Ia meminta masyarakat untuk tetap tenang dan mempercayakan sepenuhnya proses penegakan hukum kepada aparat kepolisian. Menurutnya, narasi yang tidak benar dan tidak dapat dipertanggungjawabkan justru berpotensi menimbulkan kegaduhan di ruang publik.
Herdianto juga menyatakan kepercayaan penuh kepada Polri, khususnya Polres Morowali, untuk menangani perkara tersebut secara transparan, profesional, dan tetap mengedepankan prinsip humanis.
Sementara itu, Kapolres Morowali AKBP Zulkarnain menegaskan bahwa penangkapan yang dilakukan pihak kepolisian tidak ada kaitannya dengan profesi apa pun, melainkan murni penegakan hukum atas dugaan tindak pidana pembakaran di kantor RCP di Desa Torete.
“Penanganan kasus ini sama sekali tidak berkaitan dengan profesi yang bersangkutan. Ini murni penegakan hukum atas dugaan tindak pidana pembakaran,” tegas Kapolres.
Ia menjelaskan, proses penangkapan dilakukan berdasarkan alat bukti yang cukup dan sesuai prosedur hukum. Dari hasil penyelidikan, penyidik telah mengantongi lebih dari dua alat bukti yang menguatkan dugaan tindak pidana tersebut.
Adapun alat bukti yang dikumpulkan antara lain keterangan saksi, hasil olah tempat kejadian perkara (TKP), ditemukannya sisa bom molotov, serta rekaman video yang memperlihatkan perbuatan pelemparan api ke lokasi kejadian.
Kapolres juga mengimbau masyarakat agar tidak mudah terpengaruh oleh informasi yang tidak benar dan mempercayakan sepenuhnya proses hukum kepada kepolisian.

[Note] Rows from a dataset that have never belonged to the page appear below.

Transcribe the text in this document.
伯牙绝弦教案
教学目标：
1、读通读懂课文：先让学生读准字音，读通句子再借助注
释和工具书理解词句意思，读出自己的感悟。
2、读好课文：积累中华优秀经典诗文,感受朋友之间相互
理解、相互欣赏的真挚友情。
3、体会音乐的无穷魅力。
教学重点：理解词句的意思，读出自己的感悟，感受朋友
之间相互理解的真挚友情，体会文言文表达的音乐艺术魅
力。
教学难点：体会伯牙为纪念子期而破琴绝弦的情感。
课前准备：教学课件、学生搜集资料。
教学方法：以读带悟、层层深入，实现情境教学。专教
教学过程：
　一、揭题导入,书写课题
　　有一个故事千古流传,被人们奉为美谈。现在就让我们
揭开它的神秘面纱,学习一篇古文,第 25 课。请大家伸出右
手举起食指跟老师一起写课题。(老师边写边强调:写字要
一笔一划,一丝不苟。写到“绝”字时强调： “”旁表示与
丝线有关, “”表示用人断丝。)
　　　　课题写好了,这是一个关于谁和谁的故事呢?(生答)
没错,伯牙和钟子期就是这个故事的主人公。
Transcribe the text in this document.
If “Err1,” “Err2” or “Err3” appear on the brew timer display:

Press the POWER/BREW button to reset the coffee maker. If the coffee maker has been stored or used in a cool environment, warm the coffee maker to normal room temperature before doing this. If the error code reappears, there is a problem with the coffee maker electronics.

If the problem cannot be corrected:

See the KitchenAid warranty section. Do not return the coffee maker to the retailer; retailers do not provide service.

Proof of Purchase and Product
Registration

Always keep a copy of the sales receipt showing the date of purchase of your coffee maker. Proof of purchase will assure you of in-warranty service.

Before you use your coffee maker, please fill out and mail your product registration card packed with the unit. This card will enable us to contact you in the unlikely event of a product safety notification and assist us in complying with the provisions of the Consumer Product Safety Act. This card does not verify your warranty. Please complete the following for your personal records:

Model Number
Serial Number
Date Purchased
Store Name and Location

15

“Kami menjamin proses penyidikan dilakukan secara transparan dan profesional. Kami mengimbau masyarakat agar tidak terprovokasi oleh berita-berita yang tidak dapat dipertanggungjawabkan kebenarannya,” ujarnya.
Di tingkat pusat, Karo Penmas Divisi Humas Polri Brigjen Pol Trunoyudo Wisnu Andiko menegaskan bahwa Polri menjunjung tinggi kebebasan pers serta menghormati profesi jurnalis sebagai bagian penting dalam kehidupan demokrasi.
“Polri menegaskan bahwa perkara ini tidak ada kaitannya sama sekali dengan profesi jurnalistik. Penanganan dilakukan murni berdasarkan dugaan tindak pidana yang terjadi, sebagaimana laporan perkembangan dari Polres Morowali,” tegasnya.
Sebagai bentuk komitmen Polri dalam menjaga kebebasan pers, Karo Penmas menyampaikan bahwa pihaknya telah berkoordinasi dan berkomunikasi dengan Ketua Komisi Hubungan Antar Lembaga dan Luar Negeri Dewan Pers Totok Suryanto. Selain itu, Kapolres Morowali juga diminta untuk menyampaikan surat pemberitahuan resmi kepada Dewan Pers.
“Langkah ini dilakukan untuk menghindari kesalahpahaman di ruang publik dan menegaskan bahwa Polri sangat menghormati kebebasan pers serta profesi jurnalis,” pungkasnya.